Typically, the more you constructively engage people with creative endeavors, in an air of respect, they open up. The trade term is Empathy; however, Empathy is such a clinical-sounding phrase. How about Humanizing instead of Empathy?
Then, there is co-creation, where we bring in groups of people to help us refine prototypes. Typically, there are three-to-six sessions with groups of six-to-ten people a piece per project.
Here is what we have learned. If you sincerely ask someone for feedback and to help you make something better, they give it their best 99% of the time. One such humanizing moment is when one participant voices a problem or condition and the others focus intently on creating something for their new friend. People, when brought into community, genuinely want to help others.

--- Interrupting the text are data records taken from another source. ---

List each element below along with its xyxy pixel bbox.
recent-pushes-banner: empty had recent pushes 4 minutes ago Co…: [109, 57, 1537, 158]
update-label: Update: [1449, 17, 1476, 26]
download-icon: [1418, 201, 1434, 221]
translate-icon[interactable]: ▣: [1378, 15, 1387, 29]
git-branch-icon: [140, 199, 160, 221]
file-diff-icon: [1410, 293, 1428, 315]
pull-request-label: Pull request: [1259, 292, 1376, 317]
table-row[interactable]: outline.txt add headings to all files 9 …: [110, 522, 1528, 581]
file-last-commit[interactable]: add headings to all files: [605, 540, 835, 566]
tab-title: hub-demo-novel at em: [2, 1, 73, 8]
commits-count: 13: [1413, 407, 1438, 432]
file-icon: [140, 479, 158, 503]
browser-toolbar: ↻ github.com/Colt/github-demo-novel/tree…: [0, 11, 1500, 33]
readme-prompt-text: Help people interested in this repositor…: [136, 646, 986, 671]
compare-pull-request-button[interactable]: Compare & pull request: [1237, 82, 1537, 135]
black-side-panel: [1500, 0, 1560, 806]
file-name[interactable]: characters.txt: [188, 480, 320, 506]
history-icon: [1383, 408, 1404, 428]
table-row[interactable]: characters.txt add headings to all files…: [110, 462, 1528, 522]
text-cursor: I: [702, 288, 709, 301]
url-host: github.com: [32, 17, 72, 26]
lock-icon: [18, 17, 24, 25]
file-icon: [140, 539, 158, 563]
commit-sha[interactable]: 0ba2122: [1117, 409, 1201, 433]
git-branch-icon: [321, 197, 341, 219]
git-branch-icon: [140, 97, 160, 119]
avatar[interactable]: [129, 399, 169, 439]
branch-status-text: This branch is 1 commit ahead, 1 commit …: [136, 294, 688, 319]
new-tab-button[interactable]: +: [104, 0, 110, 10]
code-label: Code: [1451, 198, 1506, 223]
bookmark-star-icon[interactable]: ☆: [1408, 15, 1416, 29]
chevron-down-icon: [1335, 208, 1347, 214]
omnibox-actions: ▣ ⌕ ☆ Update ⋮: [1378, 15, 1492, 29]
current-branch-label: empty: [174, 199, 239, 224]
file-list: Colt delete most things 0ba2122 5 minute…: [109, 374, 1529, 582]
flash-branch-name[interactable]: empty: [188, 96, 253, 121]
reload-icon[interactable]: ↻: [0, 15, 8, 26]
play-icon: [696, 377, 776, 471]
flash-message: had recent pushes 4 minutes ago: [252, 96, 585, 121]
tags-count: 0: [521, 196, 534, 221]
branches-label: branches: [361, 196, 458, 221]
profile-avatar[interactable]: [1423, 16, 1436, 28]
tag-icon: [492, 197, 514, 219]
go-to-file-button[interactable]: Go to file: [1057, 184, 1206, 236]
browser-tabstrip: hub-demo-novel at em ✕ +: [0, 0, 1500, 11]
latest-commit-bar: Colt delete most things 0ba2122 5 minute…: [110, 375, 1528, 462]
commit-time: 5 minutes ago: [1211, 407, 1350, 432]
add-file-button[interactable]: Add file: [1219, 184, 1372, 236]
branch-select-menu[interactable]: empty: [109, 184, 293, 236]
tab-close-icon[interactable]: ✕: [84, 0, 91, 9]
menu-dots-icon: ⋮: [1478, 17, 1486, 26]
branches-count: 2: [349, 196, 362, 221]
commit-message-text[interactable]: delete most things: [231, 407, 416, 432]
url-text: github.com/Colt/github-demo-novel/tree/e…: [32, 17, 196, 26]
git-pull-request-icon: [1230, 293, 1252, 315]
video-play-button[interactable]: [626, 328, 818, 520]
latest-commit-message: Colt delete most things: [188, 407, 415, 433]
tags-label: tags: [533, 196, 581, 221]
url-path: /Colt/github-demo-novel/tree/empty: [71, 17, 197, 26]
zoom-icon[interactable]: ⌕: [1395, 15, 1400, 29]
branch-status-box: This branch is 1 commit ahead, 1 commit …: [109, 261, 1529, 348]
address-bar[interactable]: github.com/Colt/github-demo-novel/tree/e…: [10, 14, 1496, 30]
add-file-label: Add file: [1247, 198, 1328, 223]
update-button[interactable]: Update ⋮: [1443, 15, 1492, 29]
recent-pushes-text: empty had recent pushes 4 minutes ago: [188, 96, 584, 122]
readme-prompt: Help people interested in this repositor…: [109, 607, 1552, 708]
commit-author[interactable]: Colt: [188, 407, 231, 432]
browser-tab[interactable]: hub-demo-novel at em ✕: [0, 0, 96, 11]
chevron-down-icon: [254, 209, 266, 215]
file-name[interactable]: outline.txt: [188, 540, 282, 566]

The concepts get humanized. The people are respected for who and what they are, and are not mere two-dimensional marketing targets, and therefore are humanized. The brand or company for whom we are working becomes more in touch with the real people for whom they are designing solutions, organizational humanization. The whole process is humanizing.
The real benefit—the gift—of doing design thinking for a living is that the navigator of the project gets an immersive humanizing experience every day—and gets to make a living helping people discover their drives, passions, dislikes, and helping people articulate these esoteric responses to real things such as products, services, and experiences, and learn deeply from them.
As well, if you do this work day-to-day you know beyond the shadow of a doubt the essential oneness of people.
Despite the colors and flavors of culture, race, and ethnicity, people are people. I hold a long-standing conviction that many people harbor latent prejudices. Most tend to go through life with a filter of “us” and “our way” and “other.”
Doing design thinking is a cure for such small mindedness—and is the real, lasting benefit of this humanizing work.